Remember the Crooked E?

Doc-u-drama and elections


Airdate: January 5, 2003; Executive Producer: Robert Greenwald; Co-Executive Producer: Alys Shanti; Supervising Producer: Philip Kleinbart; Writer: Steven Mazur; Director: Penelope Spheeris; Cast: Brian Dennehy, Mike Farrell, Shannon Elizabeth, Cameron Bancroft, Christian Kane

MR. BLUE (Brian Dennehy): This is America--life, liberty and the pursuit of happiness--you see something you want, you just take it.
Curious thing about the airdate of this 2-hr made-for-TV depiction of the Enron collapse, it was pulled from it's original airdate just before the 2002 mid-term election.

Here's how the Washington Post reported the story at the time it did finally air, safely into January 2003:
CBS originally scheduled its movie about the Enron corporate scandal for broadcast two days before the November elections, and the movie's director is questioning whether politics was behind a last-minute decision to move the air date to this Sunday ...

"The Crooked E: The Unshredded Truth About Enron" had been on CBS's schedule for Sunday, Nov. 3, just ahead of the Nov. 5 midterm elections.

Director Penelope Spheeris said today that she was surprised and unhappy when she received a call two weeks ahead of the broadcast informing her that the movie had been postponed.

"I didn't ever get a reason why," she said. "We were under such pressure to get the thing done. We were supposed to have it done in the last part of October when it was suddenly canceled. . . . We just dropped it."

A spokeswoman for CBS said the election played no part in the decision to move the air date. "I don't think politics had anything to do with the scheduling decision," she said, adding that she was unsure of the reason for originally scheduling the Enron movie just before the election.

But other people close to the project said they learned that CBS President Leslie Moonves and Entertainment President Nancy Tellem got cold feet as the November air date neared, growing uncomfortable at the prospect of appearing to criticize the Republican administration. Moonves is an active contributor to the Democratic Party but has also forged relationships in the Bush White House.
Darn media liberals, always out to get Bush and the Republicans, can't have that.

Meanwhile ABC's right-wing-friendly fictionalized doc-u-drama ``The Path to 9/11'' is, according to the rightist website NRO, ``locked and ready to air'' in its prime-time slots this Sunday and Monday. Media Matters is following the details of the story, with everything they have so far accessible here.

I think the reasons for the observed behavior of corporate media in these circumstances is clear. The orientation of executives is to curry favor with the government in power. As soon as it looked like media-consolidation-friendly Republicans might be threatened in the close 2002 Congressional election, no CBS exec felt like embarrassing them by waving their biggest scandal in front of them just prior to the voting.

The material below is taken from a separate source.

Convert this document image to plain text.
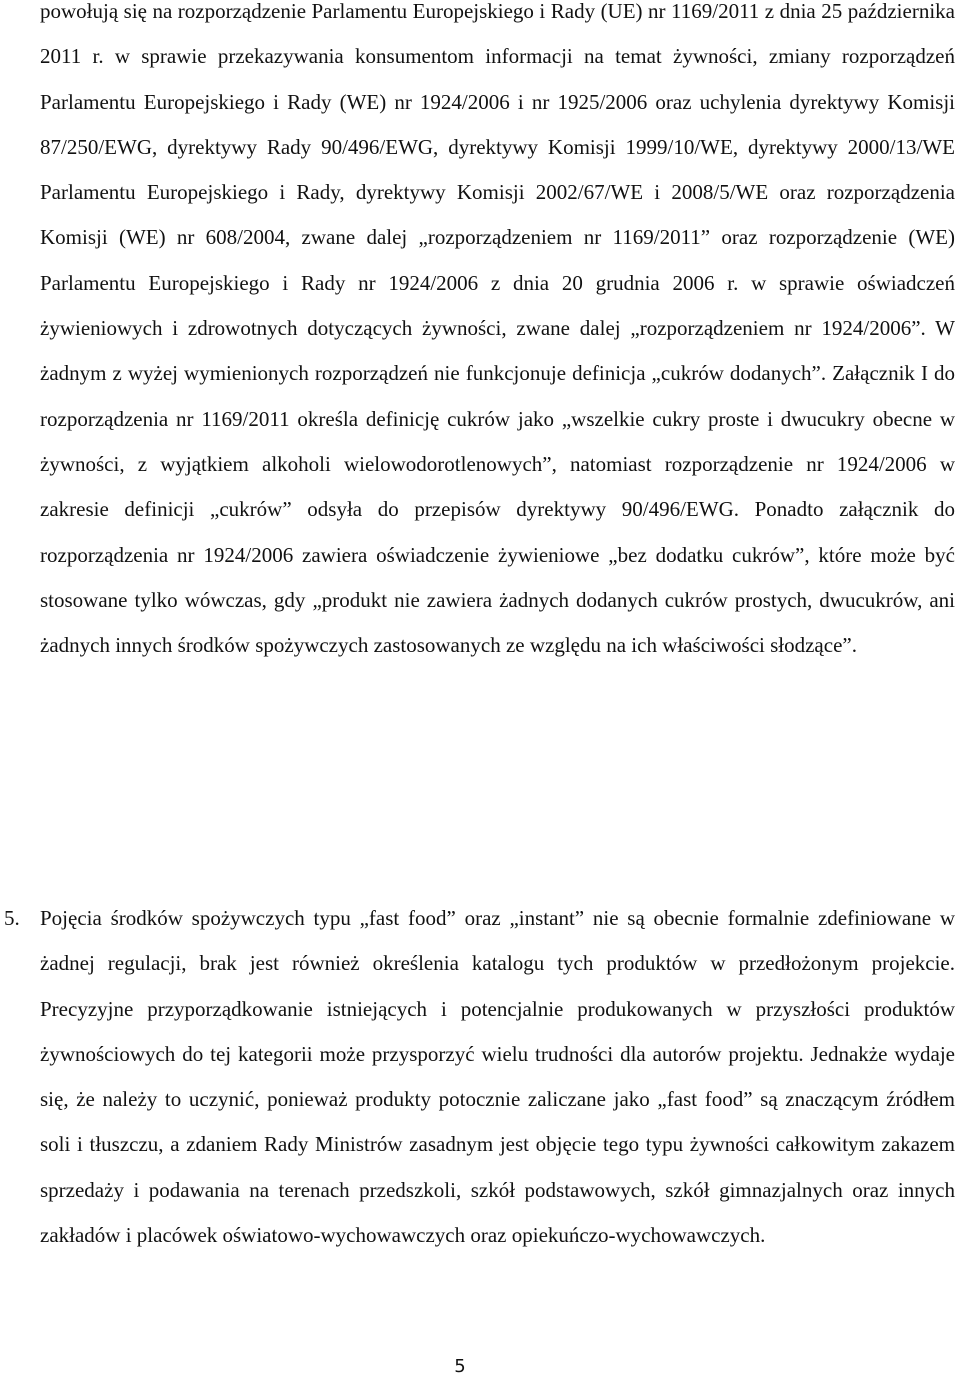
powołują się na rozporządzenie Parlamentu Europejskiego i Rady (UE) nr 1169/2011 z dnia 25 października 2011 r. w sprawie przekazywania konsumentom informacji na temat żywności, zmiany rozporządzeń Parlamentu Europejskiego i Rady (WE) nr 1924/2006 i nr 1925/2006 oraz uchylenia dyrektywy Komisji 87/250/EWG, dyrektywy Rady 90/496/EWG, dyrektywy Komisji 1999/10/WE, dyrektywy 2000/13/WE Parlamentu Europejskiego i Rady, dyrektywy Komisji 2002/67/WE i 2008/5/WE oraz rozporządzenia Komisji (WE) nr 608/2004, zwane dalej „rozporządzeniem nr 1169/2011” oraz rozporządzenie (WE) Parlamentu Europejskiego i Rady nr 1924/2006 z dnia 20 grudnia 2006 r. w sprawie oświadczeń żywieniowych i zdrowotnych dotyczących żywności, zwane dalej „rozporządzeniem nr 1924/2006”. W żadnym z wyżej wymienionych rozporządzeń nie funkcjonuje definicja „cukrów dodanych”. Załącznik I do rozporządzenia nr 1169/2011 określa definicję cukrów jako „wszelkie cukry proste i dwucukry obecne w żywności, z wyjątkiem alkoholi wielowodorotlenowych”, natomiast rozporządzenie nr 1924/2006 w zakresie definicji „cukrów” odsyła do przepisów dyrektywy 90/496/EWG. Ponadto załącznik do rozporządzenia nr 1924/2006 zawiera oświadczenie żywieniowe „bez dodatku cukrów”, które może być stosowane tylko wówczas, gdy „produkt nie zawiera żadnych dodanych cukrów prostych, dwucukrów, ani żadnych innych środków spożywczych zastosowanych ze względu na ich właściwości słodzące”.

5. Pojęcia środków spożywczych typu „fast food” oraz „instant” nie są obecnie formalnie zdefiniowane w żadnej regulacji, brak jest również określenia katalogu tych produktów w przedłożonym projekcie. Precyzyjne przyporządkowanie istniejących i potencjalnie produkowanych w przyszłości produktów żywnościowych do tej kategorii może przysporzyć wielu trudności dla autorów projektu. Jednakże wydaje się, że należy to uczynić, ponieważ produkty potocznie zaliczane jako „fast food” są znaczącym źródłem soli i tłuszczu, a zdaniem Rady Ministrów zasadnym jest objęcie tego typu żywności całkowitym zakazem sprzedaży i podawania na terenach przedszkoli, szkół podstawowych, szkół gimnazjalnych oraz innych zakładów i placówek oświatowo-wychowawczych oraz opiekuńczo-wychowawczych.

5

On the other hand, ``The Path to 9/11'' reinforces Republican 9/11 mythology. The Terror War response to the attacks has always been the Republican strong suit with a voting public seeking power over an uncertain world. Slyly portraying Democratic weakness through scenes of not-enough-blood-and-guts moments prior to 9/11 in the previous administration serves this right-wing narrative well.

The lets-bomb-them-just-to-be-safe approach to the Terror War cuts across all political lines. It is the most powerful thing the Republicans have over the public, as is demonstrated by the way the Democrats whimper in the corner as Terror War measures are forcefully promoted by the Administration. ``The Path to 9/11'' seems to be out there to bash down ``September 10'' political notions that seem to be making a comeback following the Iraq debacle.